Beyond volume, data quality has long been a hotly debated issue in the field of artificial intelligence. A large data volume is not synonymous with big data; the degree of data structuring and standardization is also crucial.

 

In clinical practice, different physicians may describe the same symptom in varying terms. For instance, what Physician A describes as “abdominal pain” may be documented by Physician B as “abdominal cramping.” Furthermore, due to interindividual differences in pain perception and expression, the same clinical manifestation can elicit a wide array of descriptions.

 

In routine clinical practice, individual physicians’ habits do not significantly influence disease diagnosis and treatment; however, when such fragmented data are aggregated into a single dataset, it becomes challenging to perform accurate and effective statistical analysis and summarization. More importantly, corporate databases may source data from multiple hospitals. With tens of thousands of cases, it is difficult to imagine the wide variety of expressions different physicians may use to describe the same symptom.

 

Standardizing these linguistic variations into a unified format would undoubtedly facilitate data mining and utilization. To this end, Berry Genomics has developed a computational software called NLPearl, which leverages natural language processing (NLP) to standardize diverse terminological conventions. Through multi-layered learning, NLPearl can summarize the natural language descriptions used in hospitals; consequently, when encountering unstructured natural language inputs in the future, the system can automatically calibrate them into standardized descriptions.
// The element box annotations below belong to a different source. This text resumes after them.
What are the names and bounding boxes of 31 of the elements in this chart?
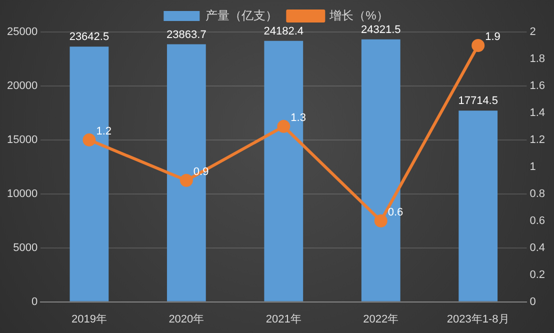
data-label: 23642.5: [69, 31, 110, 44]
y2-tick-label: 1.8: [530, 53, 546, 66]
y2-tick-label: 1.2: [530, 134, 546, 146]
x-tick-label: 2022年: [363, 313, 399, 326]
y2-tick-label: 0.4: [530, 242, 546, 254]
y-tick-label: 20000: [6, 80, 38, 92]
x-tick-label: 2021年: [266, 313, 302, 326]
y2-tick-label: 1.6: [530, 80, 546, 92]
data-label: 24182.4: [264, 25, 304, 38]
y-tick-label: 25000: [6, 26, 38, 38]
y2-tick-label: 1: [530, 160, 536, 173]
y-tick-label: 10000: [6, 188, 38, 200]
x-tick-label: 2020年: [168, 313, 204, 326]
y2-tick-label: 0.2: [530, 268, 546, 281]
x-tick-label: 2019年: [71, 313, 107, 326]
data-label: 0.9: [193, 166, 209, 178]
y-tick-label: 0: [31, 296, 38, 308]
y2-tick-label: 1.4: [530, 106, 546, 119]
y-tick-label: 15000: [6, 134, 38, 146]
data-label: 1.9: [485, 31, 500, 44]
x-tick-label: 2023年1-8月: [446, 313, 510, 326]
y2-tick-label: 0.6: [530, 214, 546, 227]
legend-label: 增长（%）: [328, 8, 388, 22]
data-label: 17714.5: [458, 95, 498, 108]
y-tick-label: 5000: [13, 242, 38, 254]
data-label: 23863.7: [166, 28, 206, 41]
legend-label: 产量（亿支）: [206, 8, 278, 22]
y2-tick-label: 0: [530, 296, 536, 308]
y2-tick-label: 0.8: [530, 188, 546, 200]
y2-tick-label: 2: [530, 26, 536, 38]
data-label: 24321.5: [360, 24, 401, 36]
As data accumulates to a sufficient scale, it becomes possible to map any type of natural language description to corresponding genetic loci. Conversely, for patients with specific mutations, the system can infer the potential spectrum of clinical phenotypes they may exhibit. Potentially, once the system reaches a certain level of training maturity and whole-genome or whole-exome sequencing becomes widespread, preliminary diagnoses could be made before patients even visit the hospital. In such a scenario, clinical consultations at hospitals may place greater emphasis on discussing treatment strategies.

 

“Furthermore, data standardization will have a significant impact on future developments.” He pointed out that the data volume of a single hospital or company is insufficient to achieve scale; “whether data can be shared will become a key issue.” More importantly, strict industry standards must be enforced during the data-sharing process to ensure the privacy and security of data holders.

 

For individual enterprises, artificial intelligence may serve as a tool that reinforces the advantage of market leaders. AI assistance will further enhance the efficiency and accuracy of testing while indirectly reducing testing costs—key manifestations of a company’s competitive edge in the market. For the industry as a whole, AI acts as both a compass and an accelerator, enabling gene technology to enter the market and achieve widespread adoption with greater precision and speed.

 

Perhaps one day, genetic testing will become as commonplace a clinical tool as electrocardiography (ECG), freeing physicians from the burden of lacking a background in molecular genetics, as artificial intelligence assists them in data interpretation and analysis. With the aid of genetic technologies, artificial intelligence, and other emerging innovations, the secrets of Alzheimer’s disease may finally be unraveled; meanwhile, internet-based consultations and telemedicine will likely gain more robust technical support...

 

There are many visions for the future, and we believe that all of these possibilities may come to fruition. To put this into practice, the industry’s first step should begin with data generation. Of course, reaching industry consensus and establishing standards will undoubtedly accelerate the arrival of that day.